In depositing its notification of succession to the United Nations 11 November last, the Republic of South Sudan has become the 158th State Party to the Anti-­Personnel Mine Ban Convention, commonly known as the Ottawa Convention.

“We congratulate the new Government of South Sudan for having taken this commitment, only five months after declaring independence”, said Elisabeth Decrey Warner, President of Geneva Call. “We know that the leaders of South Sudan, when they were engaged in armed opposition, were already concerned by the effects of landmines on their people and decided as early as 2001 to renounce the use of anti-­personnel mines” added Ms. Decrey Warner. “The Sudan People’s Liberation Movement/Army (SPLM/A) was one of the first armed non-­State actors to sign the Geneva Call Deed of Commitment for Adherence to a Total Ban on Anti-­Personnel Mines and for Cooperation in Mine Action (Deed of Commitment). South Sudan’s succession to the Ottawa Convention today is in continuity with this humanitarian spirit” she concluded.

The Deed of Commitment is an innovative mechanism enabling armed non-­State actors, which cannot become parties to the Ottawa Convention, to adhere to its norms. The SPLM/A fought against the Sudanese Government from 1983 to 2005 and is today the ruling party in South Sudan.

Indeed, the signing of the Deed of Commitment by the SPLM/A in 2001 was key in the Sudanese Government’s decision to ratify the Ottawa Convention in 2003. According to Martin Barber, at the time Director of the United Nations Mine Action Service, “Sudan would not have felt able to ratify the Treaty if the SPLM/A had not already made a formal commitment to observe its provisions in the territory under its control.”

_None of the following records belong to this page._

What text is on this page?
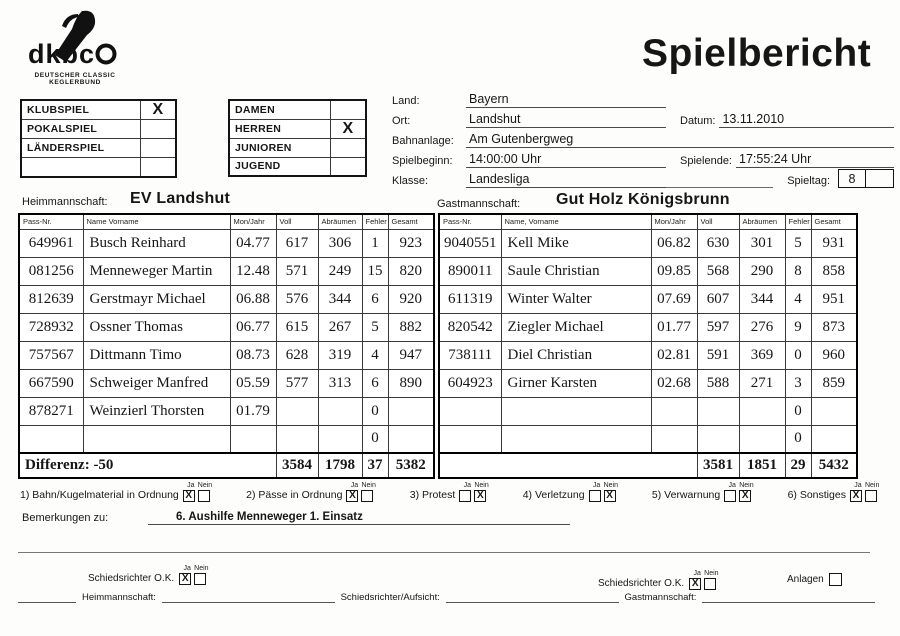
dkbc
DEUTSCHER CLASSIC
KEGLERBUND
Spielbericht
KLUBSPIEL	X
POKALSPIEL	
LÄNDERSPIEL	

DAMEN	
HERREN	X
JUNIOREN	
JUGEND	
Land:	Bayern
Ort:	Landshut	Datum: 13.11.2010
Bahnanlage:	Am Gutenbergweg
Spielbeginn:	14:00:00 Uhr	Spielende: 17:55:24 Uhr
Klasse:	Landesliga	Spieltag:	8
Heimmannschaft: EV Landshut	Gastmannschaft: Gut Holz Königsbrunn
Pass-Nr.	Name Vorname	Mon/Jahr	Voll	Abräumen	Fehler	Gesamt
649961	Busch Reinhard	04.77	617	306	1	923
081256	Menneweger Martin	12.48	571	249	15	820
812639	Gerstmayr Michael	06.88	576	344	6	920
728932	Ossner Thomas	06.77	615	267	5	882
757567	Dittmann Timo	08.73	628	319	4	947
667590	Schweiger Manfred	05.59	577	313	6	890
878271	Weinzierl Thorsten	01.79			0	
					0	
Differenz: -50			3584	1798	37	5382
Pass-Nr.	Name, Vorname	Mon/Jahr	Voll	Abräumen	Fehler	Gesamt
9040551	Kell Mike	06.82	630	301	5	931
890011	Saule Christian	09.85	568	290	8	858
611319	Winter Walter	07.69	607	344	4	951
820542	Ziegler Michael	01.77	597	276	9	873
738111	Diel Christian	02.81	591	369	0	960
604923	Girner Karsten	02.68	588	271	3	859
					0	
					0	
			3581	1851	29	5432
1) Bahn/Kugelmaterial in Ordnung
Ja Nein
X	2) Pässe in Ordnung
Ja Nein
X	3) Protest
Ja Nein
X	4) Verletzung
Ja Nein
X	5) Verwarnung
Ja Nein
X	6) Sonstiges
Ja Nein
X
Bemerkungen zu:	6. Aushilfe Menneweger 1. Einsatz
Schiedsrichter O.K.
Ja Nein
X	Schiedsrichter O.K.
Ja Nein
X	Anlagen
Heimmannschaft:	Schiedsrichter/Aufsicht:	Gastmannschaft:
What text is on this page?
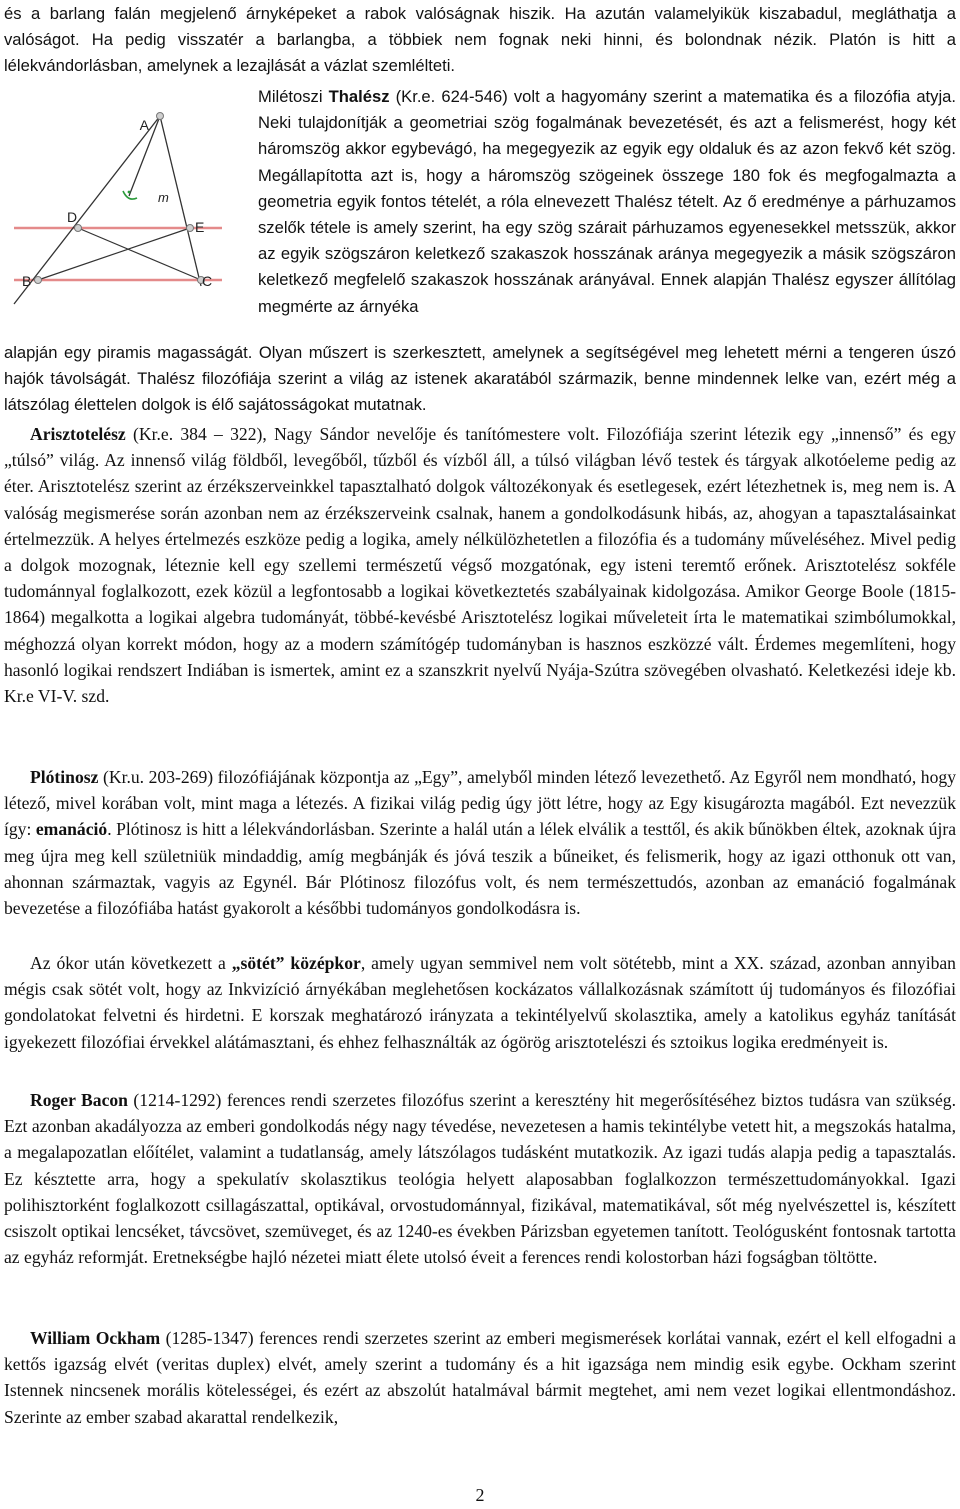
és a barlang falán megjelenő árnyképeket a rabok valóságnak hiszik. Ha azután valamelyikük kiszabadul, megláthatja a valóságot. Ha pedig visszatér a barlangba, a többiek nem fognak neki hinni, és bolondnak nézik. Platón is hitt a lélekvándorlásban, amelynek a lezajlását a vázlat szemlélteti.

A
D
E
B	C
m

Milétoszi Thalész (Kr.e. 624-546) volt a hagyomány szerint a matematika és a filozófia atyja. Neki tulajdonítják a geometriai szög fogalmának bevezetését, és azt a felismerést, hogy két háromszög akkor egybevágó, ha megegyezik az egyik egy oldaluk és az azon fekvő két szög. Megállapította azt is, hogy a háromszög szögeinek összege 180 fok és megfogalmazta a geometria egyik fontos tételét, a róla elnevezett Thalész tételt. Az ő eredménye a párhuzamos szelők tétele is amely szerint, ha egy szög szárait párhuzamos egyenesekkel metsszük, akkor az egyik szögszáron keletkező szakaszok hosszának aránya megegyezik a másik szögszáron keletkező megfelelő szakaszok hosszának arányával. Ennek alapján Thalész egyszer állítólag megmérte az árnyéka

alapján egy piramis magasságát. Olyan műszert is szerkesztett, amelynek a segítségével meg lehetett mérni a tengeren úszó hajók távolságát. Thalész filozófiája szerint a világ az istenek akaratából származik, benne mindennek lelke van, ezért még a látszólag élettelen dolgok is élő sajátosságokat mutatnak.

Arisztotelész (Kr.e. 384 – 322), Nagy Sándor nevelője és tanítómestere volt. Filozófiája szerint létezik egy „innenső” és egy „túlsó” világ. Az innenső világ földből, levegőből, tűzből és vízből áll, a túlsó világban lévő testek és tárgyak alkotóeleme pedig az éter. Arisztotelész szerint az érzékszerveinkkel tapasztalható dolgok változékonyak és esetlegesek, ezért létezhetnek is, meg nem is. A valóság megismerése során azonban nem az érzékszerveink csalnak, hanem a gondolkodásunk hibás, az, ahogyan a tapasztalásainkat értelmezzük. A helyes értelmezés eszköze pedig a logika, amely nélkülözhetetlen a filozófia és a tudomány műveléséhez. Mivel pedig a dolgok mozognak, léteznie kell egy szellemi természetű végső mozgatónak, egy isteni teremtő erőnek. Arisztotelész sokféle tudománnyal foglalkozott, ezek közül a legfontosabb a logikai következtetés szabályainak kidolgozása. Amikor George Boole (1815-1864) megalkotta a logikai algebra tudományát, többé-kevésbé Arisztotelész logikai műveleteit írta le matematikai szimbólumokkal, méghozzá olyan korrekt módon, hogy az a modern számítógép tudományban is hasznos eszközzé vált. Érdemes megemlíteni, hogy hasonló logikai rendszert Indiában is ismertek, amint ez a szanszkrit nyelvű Nyája-Szútra szövegében olvasható. Keletkezési ideje kb. Kr.e VI-V. szd.

Plótinosz (Kr.u. 203-269) filozófiájának központja az „Egy”, amelyből minden létező levezethető. Az Egyről nem mondható, hogy létező, mivel korában volt, mint maga a létezés. A fizikai világ pedig úgy jött létre, hogy az Egy kisugározta magából. Ezt nevezzük így: emanáció. Plótinosz is hitt a lélekvándorlásban. Szerinte a halál után a lélek elválik a testtől, és akik bűnökben éltek, azoknak újra meg újra meg kell születniük mindaddig, amíg megbánják és jóvá teszik a bűneiket, és felismerik, hogy az igazi otthonuk ott van, ahonnan származtak, vagyis az Egynél. Bár Plótinosz filozófus volt, és nem természettudós, azonban az emanáció fogalmának bevezetése a filozófiába hatást gyakorolt a későbbi tudományos gondolkodásra is.

Az ókor után következett a „sötét” középkor, amely ugyan semmivel nem volt sötétebb, mint a XX. század, azonban annyiban mégis csak sötét volt, hogy az Inkvizíció árnyékában meglehetősen kockázatos vállalkozásnak számított új tudományos és filozófiai gondolatokat felvetni és hirdetni. E korszak meghatározó irányzata a tekintélyelvű skolasztika, amely a katolikus egyház tanítását igyekezett filozófiai érvekkel alátámasztani, és ehhez felhasználták az ógörög arisztotelészi és sztoikus logika eredményeit is.

Roger Bacon (1214-1292) ferences rendi szerzetes filozófus szerint a keresztény hit megerősítéséhez biztos tudásra van szükség. Ezt azonban akadályozza az emberi gondolkodás négy nagy tévedése, nevezetesen a hamis tekintélybe vetett hit, a megszokás hatalma, a megalapozatlan előítélet, valamint a tudatlanság, amely látszólagos tudásként mutatkozik. Az igazi tudás alapja pedig a tapasztalás. Ez késztette arra, hogy a spekulatív skolasztikus teológia helyett alaposabban foglalkozzon természettudományokkal. Igazi polihisztorként foglalkozott csillagászattal, optikával, orvostudománnyal, fizikával, matematikával, sőt még nyelvészettel is, készített csiszolt optikai lencséket, távcsövet, szemüveget, és az 1240-es években Párizsban egyetemen tanított. Teológusként fontosnak tartotta az egyház reformját. Eretnekségbe hajló nézetei miatt élete utolsó éveit a ferences rendi kolostorban házi fogságban töltötte.

William Ockham (1285-1347) ferences rendi szerzetes szerint az emberi megismerések korlátai vannak, ezért el kell elfogadni a kettős igazság elvét (veritas duplex) elvét, amely szerint a tudomány és a hit igazsága nem mindig esik egybe. Ockham szerint Istennek nincsenek morális kötelességei, és ezért az abszolút hatalmával bármit megtehet, ami nem vezet logikai ellentmondáshoz. Szerinte az ember szabad akarattal rendelkezik,

2
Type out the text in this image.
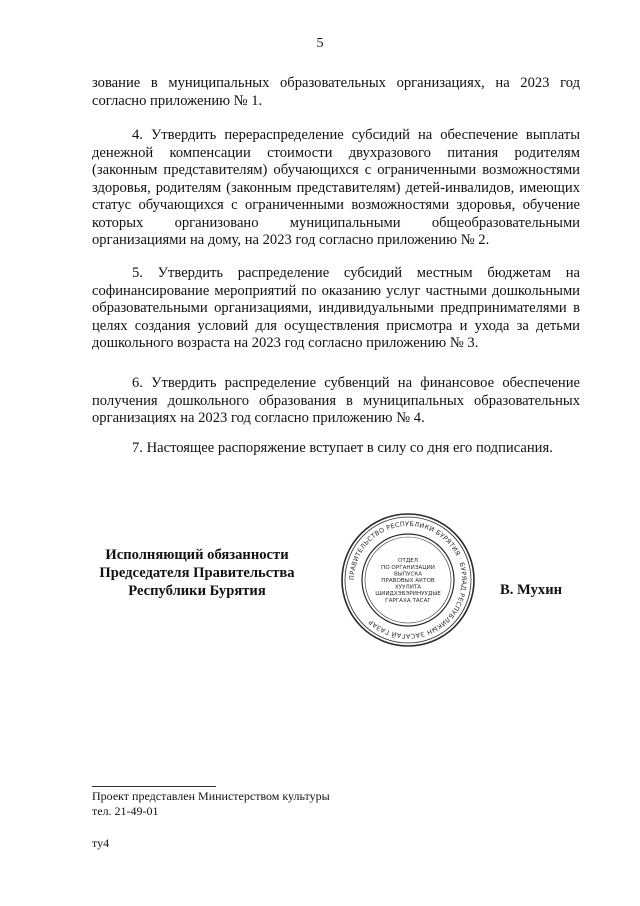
5

зование в муниципальных образовательных организациях, на 2023 год согласно приложению № 1.

4. Утвердить перераспределение субсидий на обеспечение выплаты денежной компенсации стоимости двухразового питания родителям (законным представителям) обучающихся с ограниченными возможностями здоровья, родителям (законным представителям) детей-инвалидов, имеющих статус обучающихся с ограниченными возможностями здоровья, обучение которых организовано муниципальными общеобразовательными организациями на дому, на 2023 год согласно приложению № 2.

5. Утвердить распределение субсидий местным бюджетам на софинансирование мероприятий по оказанию услуг частными дошкольными образовательными организациями, индивидуальными предпринимателями в целях создания условий для осуществления присмотра и ухода за детьми дошкольного возраста на 2023 год согласно приложению № 3.

6. Утвердить распределение субвенций на финансовое обеспечение получения дошкольного образования в муниципальных образовательных организациях на 2023 год согласно приложению № 4.

7. Настоящее распоряжение вступает в силу со дня его подписания.

Исполняющий обязанности
Председателя Правительства
Республики Бурятия
ПРАВИТЕЛЬСТВО РЕСПУБЛИКИ БУРЯТИЯ · БУРЯАД РЕСПУБЛИКЫН ЗАСАГАЙ ГАЗАР
ОТДЕЛ
ПО ОРГАНИЗАЦИИ
ВЫПУСКА
ПРАВОВЫХ АКТОВ
ХУУЛИТА
ШИИДХЭБЭРИНУУДЫЕ
ГАРГАХА ТАСАГ
В. Мухин
Проект представлен Министерством культуры
тел. 21-49-01
ту4
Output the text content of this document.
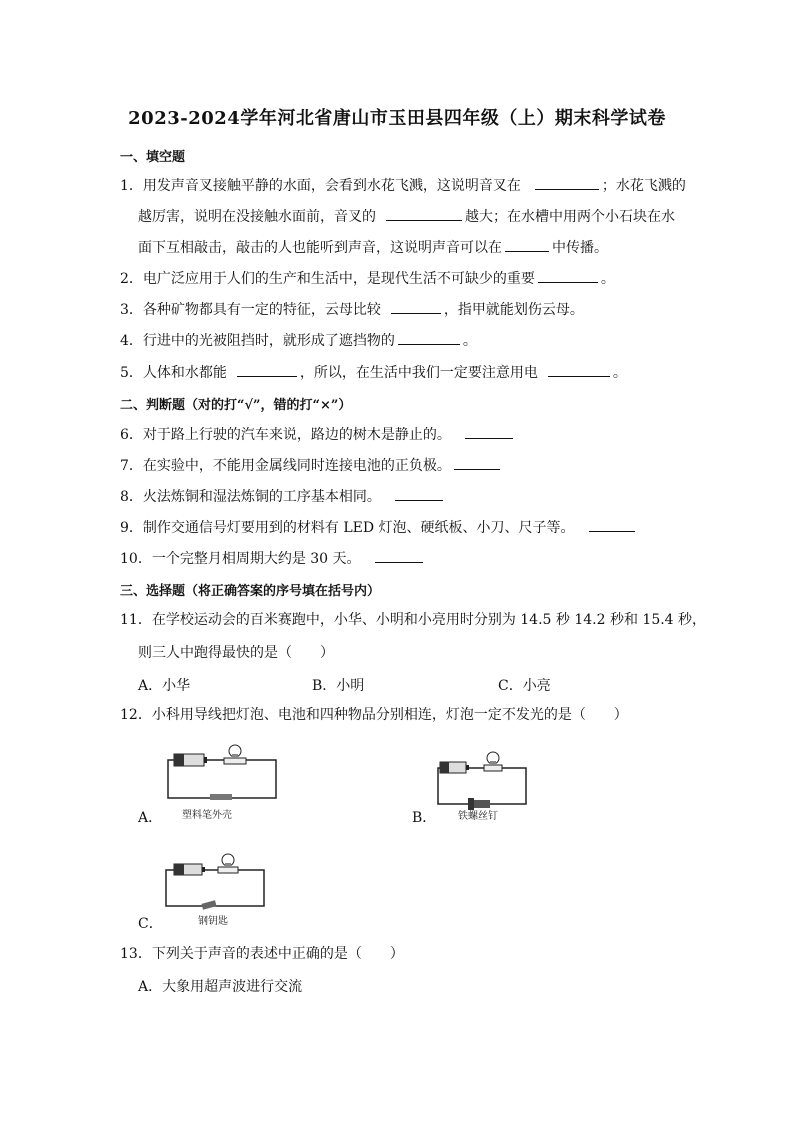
2023-2024学年河北省唐山市玉田县四年级（上）期末科学试卷
一、填空题
1．用发声音叉接触平静的水面，会看到水花飞溅，这说明音叉在	；水花飞溅的
越厉害，说明在没接触水面前，音叉的	越大；在水槽中用两个小石块在水
面下互相敲击，敲击的人也能听到声音，这说明声音可以在	中传播。
2．电广泛应用于人们的生产和生活中，是现代生活不可缺少的重要	。
3．各种矿物都具有一定的特征，云母比较	，指甲就能划伤云母。
4．行进中的光被阻挡时，就形成了遮挡物的	。
5．人体和水都能	，所以，在生活中我们一定要注意用电	。
二、判断题（对的打“√”，错的打“×”）
6．对于路上行驶的汽车来说，路边的树木是静止的。
7．在实验中，不能用金属线同时连接电池的正负极。
8．火法炼铜和湿法炼铜的工序基本相同。
9．制作交通信号灯要用到的材料有 LED 灯泡、硬纸板、小刀、尺子等。
10．一个完整月相周期大约是 30 天。
三、选择题（将正确答案的序号填在括号内）
11．在学校运动会的百米赛跑中，小华、小明和小亮用时分别为 14.5 秒 14.2 秒和 15.4 秒，
则三人中跑得最快的是（　　）
A．小华	B．小明	C．小亮
12．小科用导线把灯泡、电池和四种物品分别相连，灯泡一定不发光的是（　　）
A． 塑料笔外壳	B． 铁螺丝钉
C．	钢钥匙
13．下列关于声音的表述中正确的是（　　）
A．大象用超声波进行交流
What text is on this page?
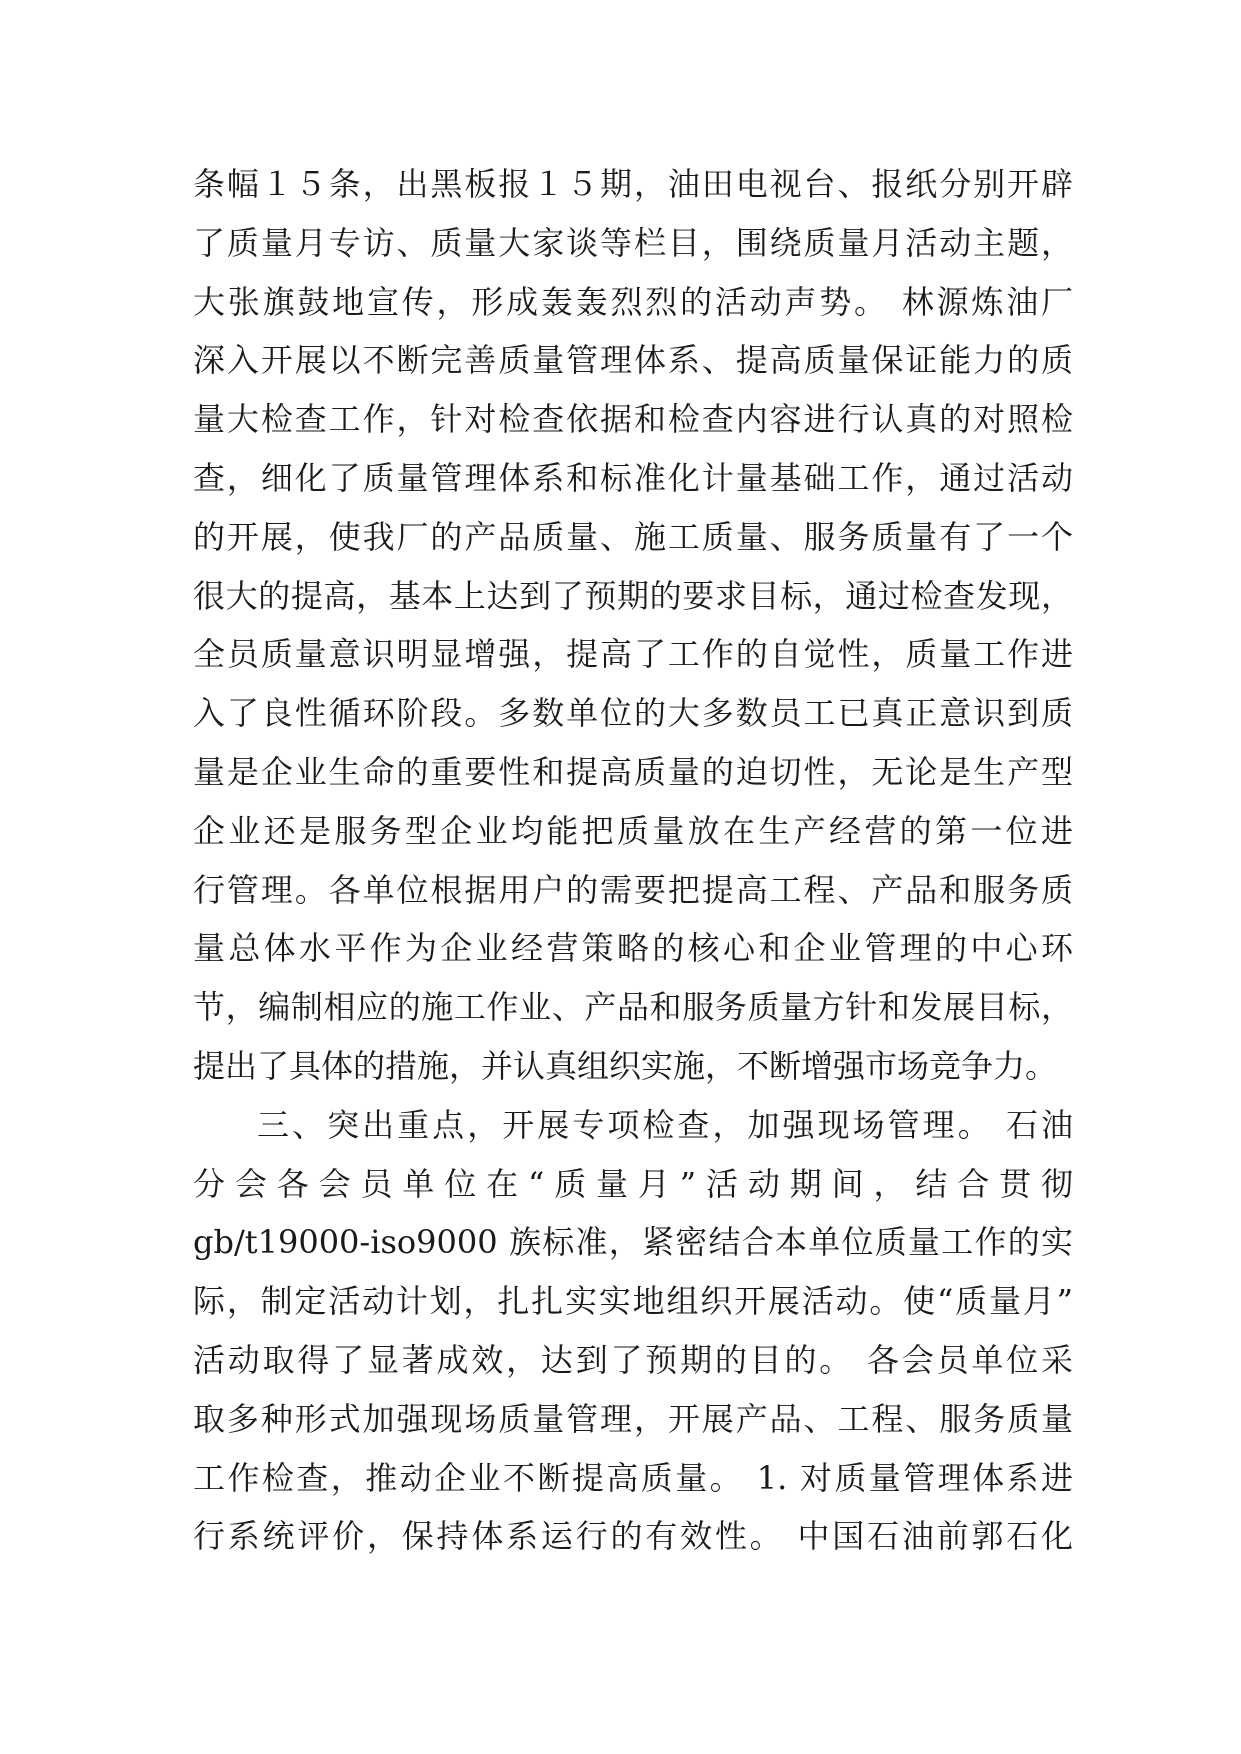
条幅１５条，出黑板报１５期，油田电视台、报纸分别开辟
了质量月专访、质量大家谈等栏目，围绕质量月活动主题，
大张旗鼓地宣传，形成轰轰烈烈的活动声势。 林源炼油厂
深入开展以不断完善质量管理体系、提高质量保证能力的质
量大检查工作，针对检查依据和检查内容进行认真的对照检
查，细化了质量管理体系和标准化计量基础工作，通过活动
的开展，使我厂的产品质量、施工质量、服务质量有了一个
很大的提高，基本上达到了预期的要求目标，通过检查发现，
全员质量意识明显增强，提高了工作的自觉性，质量工作进
入了良性循环阶段。多数单位的大多数员工已真正意识到质
量是企业生命的重要性和提高质量的迫切性，无论是生产型
企业还是服务型企业均能把质量放在生产经营的第一位进
行管理。各单位根据用户的需要把提高工程、产品和服务质
量总体水平作为企业经营策略的核心和企业管理的中心环
节，编制相应的施工作业、产品和服务质量方针和发展目标，
提出了具体的措施，并认真组织实施，不断增强市场竞争力。
三、突出重点，开展专项检查，加强现场管理。 石油
分会各会员单位在“质量月”活动期间，结合贯彻
gb/t19000-iso9000 族标准，紧密结合本单位质量工作的实
际，制定活动计划，扎扎实实地组织开展活动。使“质量月”
活动取得了显著成效，达到了预期的目的。 各会员单位采
取多种形式加强现场质量管理，开展产品、工程、服务质量
工作检查，推动企业不断提高质量。 1. 对质量管理体系进
行系统评价，保持体系运行的有效性。 中国石油前郭石化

There have been other examples where armed non-­State actors that have signed the Deed of Commitment were instrumental in the acceptance of the Ottawa Convention by their respective States. In Iraq, senior officials of the Patriotic Union of Kurdistan and the Kurdistan Democratic Party, who had worked with Geneva Call to sign the Deed of Commitment in 2002, continued to promote the anti-­personnel mine ban in their new capacity when they became members of the national government after the fall of the Saddam Hussein regime in 2003. Iraq joined the Convention four years later.